Was my pc hacked? (am I a slave?)
 

Hi there,
I'm new to Ubuntu and using Ubuntu 18.04 on my PC.

Few days back, I noticed a text file named "pwn3d.txt" on my home folder. The text inside the file was : "You are (fully) pwn3d due to a homobraphic error on your software dependencies"

I didn't notice any unusual activity and my accounts weren't hacked. Also, I don't remember installing any suspicious soft wares or running any unauthorized scripts.

But still, I got panicked and reinstalled my Ubuntu (I still have windows installed) Today I tried to dug into the logs to see if I can find any suspicious behavior, and I think I found few:

My firewall (UFW) is blocking tons of stuff:
https://i.stack.imgur.com/zLs4M.png - screen shot for few examples

I have --slave commands, few examples from alternative.logs:
update-alternatives 2019-02-10 00:12:25: run with --quiet --install /usr/bin/awk awk /usr/bin/mawk 5 --slave /usr/share/man/man1/awk.1.gz awk.1.gz /usr/share/man/man1/mawk.1.gz --slave /usr/bin/nawk nawk /usr/bin/mawk --slave /usr/share/man/man1/nawk.1.gz nawk.1.gz /usr/share/man/man1/mawk.1.gz

update-alternatives 2019-06-14 10:38:23: run with --install /usr/bin/c++ c++ /usr/bin/g++ 20 --slave /usr/share/man/man1/c++.1.gz c++.1.gz /usr/share/man/man1/g++.1.gz

update-alternatives 2019-06-09 13:34:33: run with --quiet --install /usr/bin/c99 c99 /usr/bin/c99-gcc 20 --slave /usr/share/man/man1/c99.1.gz c99.1.gz /usr/share/man/man1/c99-gcc.1.gz

when i ran the following command: cat /etc/passwd|grep '/bin/bash' I got the following result alongside with my own username:
root:x:0:0:root:/root:/bin/bash

Any suggestions? am I under attack? should I format my computer? Is there any danger for other devices on my network (laptops, router, streamers)?

Please help me.

Nuke your computer and install Ubuntu from a certified distributor.

I looked at this post earlier tonight. I'm inclined to agree with Contrapak, especially if you don't have any crucial data on that box. A web search for "pwn3d.txt" turned up some awfully fishy links, but I felt I didn't know enough to respond at that point.

Alternatively, you could boot to a Live CD of something, install a malware scanner to the live environment, disconnect from any networks, and scan the HDD.

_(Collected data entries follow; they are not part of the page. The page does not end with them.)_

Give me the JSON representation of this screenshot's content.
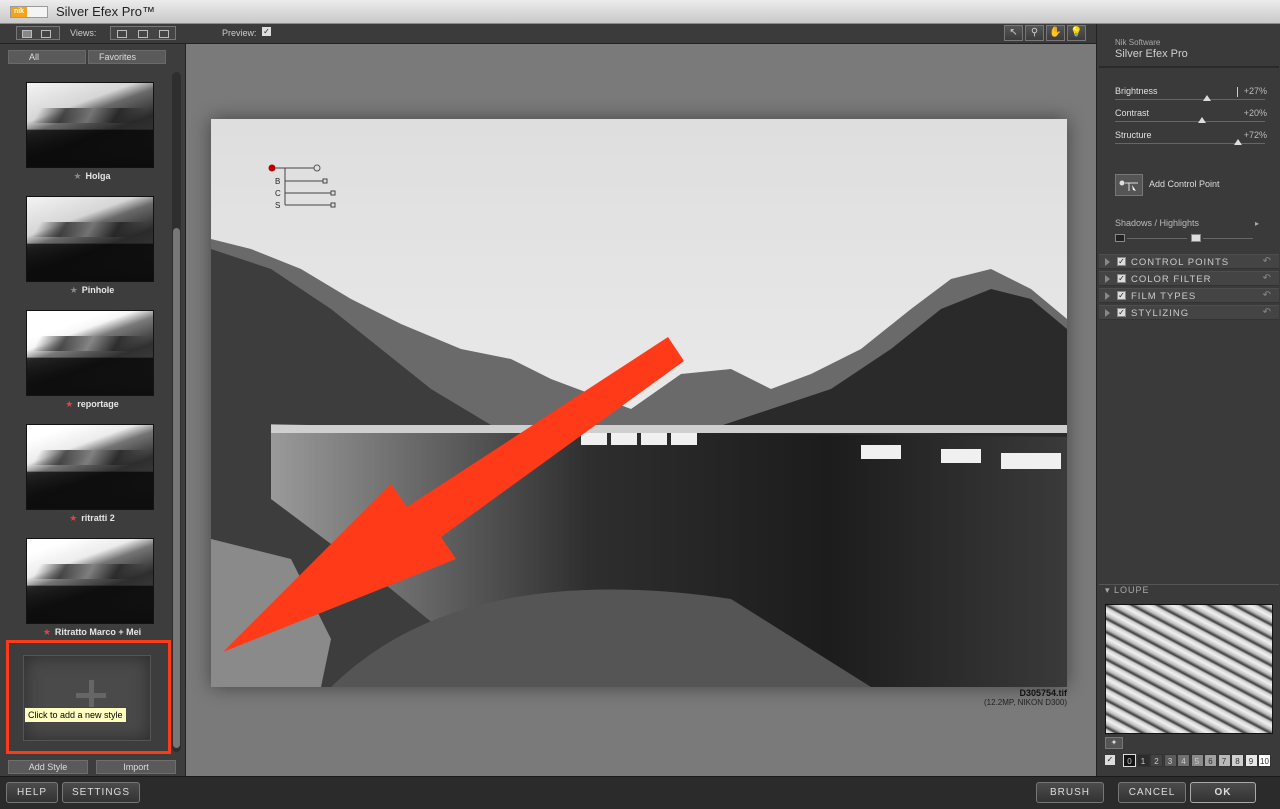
{
  "window": {
    "title": "Silver Efex Pro™",
    "nik_badge": "nik"
  },
  "toolbar": {
    "views_label": "Views:",
    "preview_label": "Preview:",
    "preview_checked": "✓",
    "tools": [
      "↖",
      "⚲",
      "✋",
      "💡"
    ],
    "tool_names": [
      "select",
      "zoom",
      "pan",
      "light"
    ]
  },
  "left_panel": {
    "tabs": [
      "All",
      "Favorites"
    ],
    "styles": [
      {
        "name": "Holga",
        "favorite": false
      },
      {
        "name": "Pinhole",
        "favorite": false
      },
      {
        "name": "reportage",
        "favorite": true
      },
      {
        "name": "ritratti 2",
        "favorite": true
      },
      {
        "name": "Ritratto Marco + Mei",
        "favorite": true
      }
    ],
    "add_new_tooltip": "Click to add a new style",
    "add_style_label": "Add Style",
    "import_label": "Import",
    "scroll_fraction": 0.23
  },
  "image": {
    "filename": "D305754.tif",
    "info": "(12.2MP, NIKON D300)",
    "control_point_labels": [
      "B",
      "C",
      "S"
    ]
  },
  "right_panel": {
    "brand": "Nik Software",
    "product": "Silver Efex Pro",
    "sliders": [
      {
        "label": "Brightness",
        "value": "+27%",
        "level": 0.61
      },
      {
        "label": "Contrast",
        "value": "+20%",
        "level": 0.58
      },
      {
        "label": "Structure",
        "value": "+72%",
        "level": 0.82
      }
    ],
    "add_control_point_label": "Add Control Point",
    "shadows_highlights_label": "Shadows / Highlights",
    "sections": [
      "CONTROL POINTS",
      "COLOR FILTER",
      "FILM TYPES",
      "STYLIZING"
    ],
    "loupe_label": "LOUPE",
    "zones": [
      "0",
      "1",
      "2",
      "3",
      "4",
      "5",
      "6",
      "7",
      "8",
      "9",
      "10"
    ]
  },
  "bottom": {
    "help": "HELP",
    "settings": "SETTINGS",
    "brush": "BRUSH",
    "cancel": "CANCEL",
    "ok": "OK"
  },
  "colors": {
    "annotation": "#ff3a18",
    "favorite_star": "#e4404a"
  }
}
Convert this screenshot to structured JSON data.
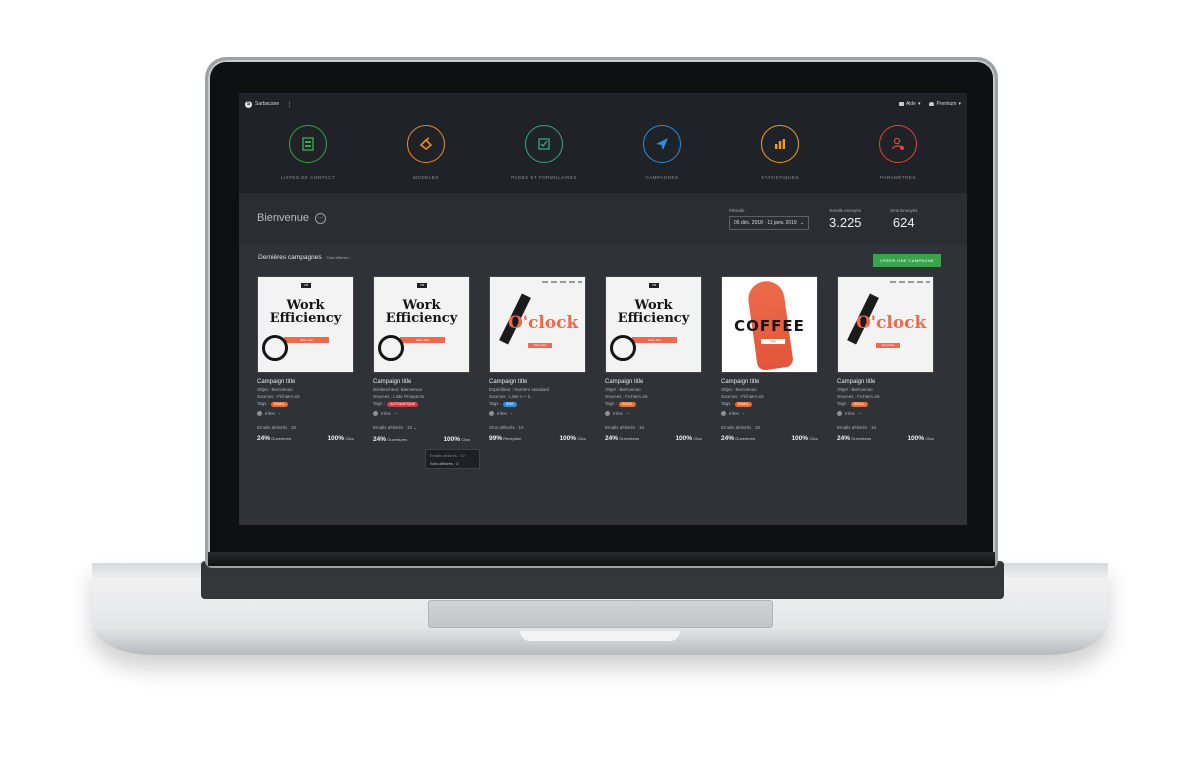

You may also wish to look at this Wikipedia article: https://en.wikipedia.org/wiki/Have_I_Been_Pwned%3F

All this is perfectly normal.
UFW blocks a lot of internal chatter mostly between your box and your router.
Some commands have --slave options.

Since you already did a full reinstall I don't see what more you can do (except for the windows side - there i'm totally ignorant).
But of course it's better to be safe than sorry, and get into deep malware scanning.
That would probably include booting from a Live USB system or such; I'm sure specialised distros exist.

what's this?

For most Linux distros, the most "certified distributor" is the distro's own website.

I found this forum post.
It appears that the JavaScript was loaded when the user was using npm.
The script appears to be innocuous, as real malware would not advertise its presence. Also, the link in the script to homografo.junquera.xyz does not resolve.

^ good research!
the question about how you can even get that stuff seems to be answered here:

Totally agree.

If your computer is doing anything that seems suspicious, or there is any other reason to believe that your computer might have malware, assume that it does and reinstall the affected OS. If you aren't sure which OS got infected, reinstall all of them. After you do that, change all of your passwords and keys, and monitor for any fraud. Check your other devices for malware as well.